History of tile in brief
Since ancient times, glazed tile has been a fundamental element
of architecture & construction. Throughout entire periods
of history, the description of buildings is impossible without
continual reference to glazed ceramic materials. The history
of tiles dates back as far as the fourth millennium BC where
in Egypt tiles were used to decorate various houses. In those
days, clay bricks were dried beneath the sun or baked, and
the first glazes were blue in color and were made from copper.
As early as 4,000 BC ceramics were also found in Mesopotamia.
These ceramics bore decorations, which were white, and blue
striped and later possessed more varied patterns and colors.

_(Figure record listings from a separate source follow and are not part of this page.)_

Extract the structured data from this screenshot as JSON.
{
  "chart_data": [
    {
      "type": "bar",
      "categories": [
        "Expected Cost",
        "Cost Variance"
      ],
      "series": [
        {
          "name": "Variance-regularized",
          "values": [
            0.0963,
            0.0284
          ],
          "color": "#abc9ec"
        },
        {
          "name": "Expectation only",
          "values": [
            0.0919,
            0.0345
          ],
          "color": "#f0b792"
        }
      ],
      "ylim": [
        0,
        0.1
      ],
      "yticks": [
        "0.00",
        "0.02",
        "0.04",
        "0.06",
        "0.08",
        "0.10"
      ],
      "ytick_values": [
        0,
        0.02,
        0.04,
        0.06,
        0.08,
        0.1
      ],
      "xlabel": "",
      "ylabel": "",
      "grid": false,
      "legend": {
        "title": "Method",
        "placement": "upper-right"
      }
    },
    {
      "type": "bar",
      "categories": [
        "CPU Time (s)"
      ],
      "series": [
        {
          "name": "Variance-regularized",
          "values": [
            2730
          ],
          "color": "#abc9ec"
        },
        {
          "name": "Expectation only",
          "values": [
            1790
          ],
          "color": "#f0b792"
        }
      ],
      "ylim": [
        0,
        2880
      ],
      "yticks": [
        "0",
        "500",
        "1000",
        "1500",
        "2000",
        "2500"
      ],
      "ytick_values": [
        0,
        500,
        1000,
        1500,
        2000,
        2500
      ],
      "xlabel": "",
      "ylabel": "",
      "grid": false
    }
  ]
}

In China, the great center of ceramic art, a fine, white stoneware
with the earliest Chinese glaze was produced during the Shang-Yin
Dynasty (1523-1028 BC).
Through the centuries, tile decoration was improved upon,
as were methods of tile manufacture. For example, during the
Islamic period, all methods of tile decoration were brought
to perfection in Persia. Throughout the known world, in various
countries and cities, ceramic tile production and decoration
reached great heights. The tile mosaics of Spain and Portugal,
the floor tiles of Renaissance Italy, the faiences of Antwerp,
the development of tile iconography in the Netherlands, and
the ceramic tiles of Germany are all prominent landmarks in
the history of ceramic tile.
Tracing the three distinct phases of tile in history shows
why ceramic tile use is growing at such an accelerate rate.
Based on the history, ceramic is divided into three phases.

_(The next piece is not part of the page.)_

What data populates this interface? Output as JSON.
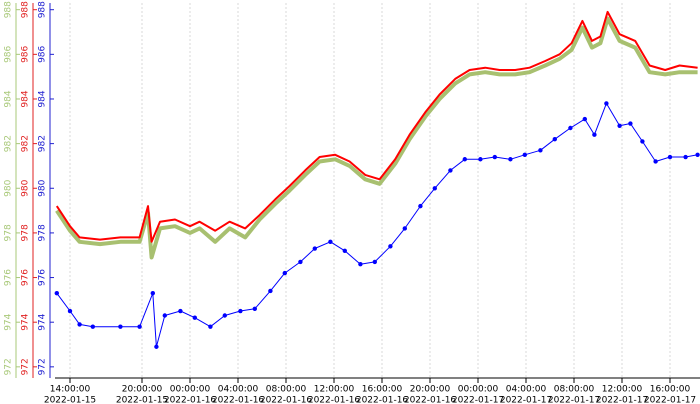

First, Classic Phase in 9th century-1870, the very expensive
building materials, restrictively used for wealthy patrons,
church and state project (painstakingly made by hand). Second,
Industrial Revolution Phase in 1870-1960, viewed as a structural
element, not a design feature because at the time it was basically
available as unglazed red quarry paves or plain white wall
tile. Third, High-Tech Phase in 1960-21st Century, incorporating
classic, historical design elements and the rich colors and
textures of the earlier hand-made products. Today’s
ceramic tile products serve both design and technical function.
And at last, tile is understood and valued as a versatile
design option and decorative investment.